© Belediyeden Haber - 2017

Adalet Sokaklarda Değil, Meşru Zeminlerde Aranır

Yargıda Birlik Derneği’nin düzenlemiş olduğu iftar programına katılan Adalet Bakanı Bekir Bozdağ, "Adalet sokaklarda değil, meşru zeminlerde aranır" dedi. 

Yargıda Birlik Derneği tarafından Haliç Kongre Merkezi’nde iftar programı düzenlendi. İftar yemeğine; Adalet Bakanı Bekir Bozdağ, dernek üyeleri ile çok sayıda hukukçu katıldı.

Düzenlenen programda konuşan Bakan Bozdağ, "Yargının vereceği kararların denetimi yine yargı içindedir. İtiraz yoluyla, temyiz yoluyla, bireysel başvuru yoluyla yargının verdiği kararları denetlemek mümkündür. Hiçbir hukuk devletinde yargının verdiği kararlar Ankara, İstanbul E-5 karayolunda yürüyerek denetlenmez. Sokakta denetlenmez. Hukuk devletleri buna izin vermez. Vermesi mümkün değildir. Ama maalesef burada Türk yargısını yıpratmak için çok zehirli bir dil kullanılmaktadır" dedi.

Adaletin sokaklarda değil, meşru zeminlerde aranması gerektiğini vurgulayan Bakan Bozdağ, "Buradan bir kez daha söylüyorum, yargının siyasallaşmasından rahatsız olanlar, yargıyı siyasallaştırmak için her türlü yola başvurmaktan lütfen vazgeçsinler. Yargıyı siyasal emellerine ulaşmak için alet olarak kullanmasınlar. Parti içi tartışmaları sona erdirmek, Türkiye’de cephe oluşturmak maksadıyla Türk yargısını kullanmaya kimsenin hakkı yoktur. Adalet sokaklarda değil, adalet meşru zeminlerde aranır. Onun yeri de bellidir" ifadelerini kullandı.

BAKAN BOZDAĞ’DAN KILIÇDAROĞLU’NA: "NAMUSLU, ŞEREFLİ BİR ADAMSAN BU DİLEKÇEDEN SONRA İSTİFA ETMEN LAZIM"

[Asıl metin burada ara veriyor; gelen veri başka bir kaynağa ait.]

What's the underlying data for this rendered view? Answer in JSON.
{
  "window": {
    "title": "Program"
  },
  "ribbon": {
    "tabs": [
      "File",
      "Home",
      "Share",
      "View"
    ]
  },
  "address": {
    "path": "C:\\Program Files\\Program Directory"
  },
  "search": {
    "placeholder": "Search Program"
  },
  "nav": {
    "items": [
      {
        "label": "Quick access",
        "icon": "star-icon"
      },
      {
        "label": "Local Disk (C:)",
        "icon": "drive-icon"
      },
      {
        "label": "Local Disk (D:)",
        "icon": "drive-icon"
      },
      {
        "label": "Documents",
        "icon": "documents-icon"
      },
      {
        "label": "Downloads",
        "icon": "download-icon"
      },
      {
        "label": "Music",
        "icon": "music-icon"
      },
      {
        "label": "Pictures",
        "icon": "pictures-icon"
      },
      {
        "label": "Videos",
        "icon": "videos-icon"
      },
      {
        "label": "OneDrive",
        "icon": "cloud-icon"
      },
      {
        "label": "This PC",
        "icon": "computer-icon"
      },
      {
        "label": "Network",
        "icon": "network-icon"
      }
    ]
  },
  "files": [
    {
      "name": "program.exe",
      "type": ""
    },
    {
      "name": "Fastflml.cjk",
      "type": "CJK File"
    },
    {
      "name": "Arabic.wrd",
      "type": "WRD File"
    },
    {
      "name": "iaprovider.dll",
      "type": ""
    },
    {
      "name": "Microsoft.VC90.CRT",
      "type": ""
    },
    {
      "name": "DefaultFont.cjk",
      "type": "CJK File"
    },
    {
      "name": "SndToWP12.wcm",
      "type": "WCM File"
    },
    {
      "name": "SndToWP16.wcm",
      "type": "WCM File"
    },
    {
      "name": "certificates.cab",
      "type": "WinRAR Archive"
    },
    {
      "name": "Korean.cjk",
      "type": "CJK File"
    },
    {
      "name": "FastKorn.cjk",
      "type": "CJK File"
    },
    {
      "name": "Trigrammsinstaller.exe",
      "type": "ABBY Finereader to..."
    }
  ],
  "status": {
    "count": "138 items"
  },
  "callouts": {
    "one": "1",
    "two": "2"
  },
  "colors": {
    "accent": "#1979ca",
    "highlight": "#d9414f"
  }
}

Cumhurbaşkanlığı Genel Sekreterliğinden gönderilen ‘gizli’ ibareli yazının suç duyurusu olduğunun altını çizen Adalet Bakanı Bekir Bozdağ, "Cumhurbaşkanlığından Ankara Cumhuriyet Başsavcılığına yazılan bir yazı üzerinden ana muhalefet partisi yargıya emir ve talimat verildiğinden, yargıya müdahale edildiğinden bahsetti. Cumhurbaşkanlığı Genel Sekreterliğinin imzasıyla çıkan bir yazıyı da buna delil olarak gösterdi. Gerçekten üzülüyorum. Türkiye’de siyasal hedeflerine fayda sağlamak için yargıyı bu kadar yıpratmak ne CHP’ye ne AK Parti’ye ne de MHP’ye hiçbir partiye fayda sağlamaz. Ben merak ettim. Neymiş bu yazı diye. Aldım baktım. Cumhurbaşkanlığı Genel Sekreter Yardımcısı imzasıyla giden yazı Ankara Cumhuriyet Başsavcılığına suç duyurusu yazısıdır. Suç duyurusunda bulunuluyor. Cumhurbaşkanlığı da suç duyurusunda bulunuyor. Falan hadiseyle ilgili konunun hukuk çerçevesinde soruşturulmasını talep ediyor. Bu bizim hukukumuzun hem kurumlara hem organlara hem de vatandaşlara tanıdığı bir haktır. Hukukun tanıdığı hakkın kullanılması yargıya müdahale kesinlikle değildir. Ama bu suç duyurusunu çarpıtarak yargıya müdahale olarak Türkiye kamuoyuna takdim ediyorlar. İnsaf diyorum, edep diyorum, ahlak diyorum, yaptığınız şey çok büyük bir yanlışlık diyorum. Her şeyi alıp elinize ufalamayın. Belli ki devlet yönetiminden epey bir uzakta kalmaktan kaynaklanan bir cehaletle de karşı karşıyayız. Devlet içi yazışmalar nasıl olur, Cumhuriyet Savcılıklarına yazılan dilekçeler nasıl olur bunu unutmuşlar. Onun için ben sayın Kılıçdaroğlu’na diyorum ki; bu tecrübeyi unutan arkadaşlarını bize bir gönderin, biz onlara bir staj verelim. Yazışmaların nasıl olduğunu bir öğretelim. Görüyorum ki, cehaletle aydınlık bir arada bulunmuyor. Cehaletle bir rehberlik yapıldığı zamanda böylesi büyük bir hatanın içerisine düşülüyor. Cumhurbaşkanımıza diyor ki, ’ben namuslu, şerefli bir adamım, ben istifa edeceğim.’ Ben de buradan çağrı yapıyorum, namuslu, şerefli bir adamsan bu dilekçeden sonra istifa etmen lazım" şeklinde konuştu.